Globally we are in the period of Trump and his “trade wars” with China. This battle between the two biggest economies in the world really does cause “uncertainty” and as a result we see a spike in the price of gold. Then there are the shifts from investment in stocks to investment in bonds.
For a long while now, since the 2008 crash, central bankers and governments in the USA, Britain, Japan and the European Union cut interest rates to near zero and offered money to private banks. International investors and wealthy South Africans could borrow cheap dollars and buy bonds in what was called “emerging markets” (including South Africa) where interest rates were higher. This was called the Carry Trade and meant that stock markets in countries such as South Africa were booming.
Over the last 5 years however the US Federal Reserve has been raising interest rates and cutting down on the gift of printing easy money for private banks – what it called Quantitative Easing.
Now Trump’s trade wars with China has seen investors scared off “emerging markets” and moving back into the USA. The sudden run on share prices and bonds on the JSE has everything to do with these global shifts and little to do with South Africa’s policies, let alone the NHI.
Meanwhile domestically, the NHI Bill tabled does bring the initiative – in all its inadequacies and retreats from its original vision – nearer. And while its stated commitment towards universal healthcare and a single-payer system is completely necessary to address our medical apartheid, from a private business perspective of future profits there are conflicting possibilities.

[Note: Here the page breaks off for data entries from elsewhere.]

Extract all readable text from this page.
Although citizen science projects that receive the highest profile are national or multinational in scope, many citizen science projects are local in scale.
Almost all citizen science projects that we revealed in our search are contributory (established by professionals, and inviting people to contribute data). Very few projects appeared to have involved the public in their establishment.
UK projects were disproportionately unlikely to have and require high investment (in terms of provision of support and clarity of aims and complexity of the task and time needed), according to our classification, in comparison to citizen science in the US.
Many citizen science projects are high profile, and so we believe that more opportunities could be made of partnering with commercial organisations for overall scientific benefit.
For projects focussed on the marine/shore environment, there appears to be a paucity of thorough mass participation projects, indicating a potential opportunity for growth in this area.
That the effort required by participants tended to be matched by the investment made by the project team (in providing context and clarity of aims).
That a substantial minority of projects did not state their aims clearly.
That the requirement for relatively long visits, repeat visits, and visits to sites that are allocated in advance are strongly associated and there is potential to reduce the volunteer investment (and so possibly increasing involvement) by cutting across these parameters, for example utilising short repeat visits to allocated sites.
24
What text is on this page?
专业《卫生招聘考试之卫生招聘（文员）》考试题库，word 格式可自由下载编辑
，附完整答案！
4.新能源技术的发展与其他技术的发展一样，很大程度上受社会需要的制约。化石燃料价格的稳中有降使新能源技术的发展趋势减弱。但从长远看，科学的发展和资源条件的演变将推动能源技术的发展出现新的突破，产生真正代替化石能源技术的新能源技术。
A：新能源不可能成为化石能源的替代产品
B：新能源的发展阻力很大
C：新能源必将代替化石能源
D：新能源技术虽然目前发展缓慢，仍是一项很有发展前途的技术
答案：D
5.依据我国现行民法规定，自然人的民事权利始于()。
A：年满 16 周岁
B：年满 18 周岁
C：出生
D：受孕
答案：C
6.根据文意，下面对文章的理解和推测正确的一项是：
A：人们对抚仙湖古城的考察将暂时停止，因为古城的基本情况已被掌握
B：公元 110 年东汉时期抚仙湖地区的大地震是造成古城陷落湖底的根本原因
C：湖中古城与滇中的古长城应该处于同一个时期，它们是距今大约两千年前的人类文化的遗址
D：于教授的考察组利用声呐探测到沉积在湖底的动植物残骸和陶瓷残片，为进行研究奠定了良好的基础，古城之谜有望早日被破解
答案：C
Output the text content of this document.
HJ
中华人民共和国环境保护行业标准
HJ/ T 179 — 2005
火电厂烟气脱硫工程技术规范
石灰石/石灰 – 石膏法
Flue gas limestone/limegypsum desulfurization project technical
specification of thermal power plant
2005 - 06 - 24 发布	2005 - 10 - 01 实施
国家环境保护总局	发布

A single-paying system of all people using the NHI to procure health care from either private or public healthcare can mean massive new growth opportunities for the private hospital and other medical companies, particularly if there isn’t a major upgrade of the public healthcare system. So, they could be beneficiaries of the NHI. On the other hand, any proposed confining of the medical aid system to a category of medical services above an essential core will mean some inroads into the profitability of the medical aids industry. The industry will certainly fight back against this as well as the findings of the Competition Commission into medical costs. Investors betting on the JSE don’t like the odds at present. And their spokespersons and commentators in the media are raising the clamour to influence public opinion and put further pressure on government.
The authorities should simply toughen it out and listen to the health evidence.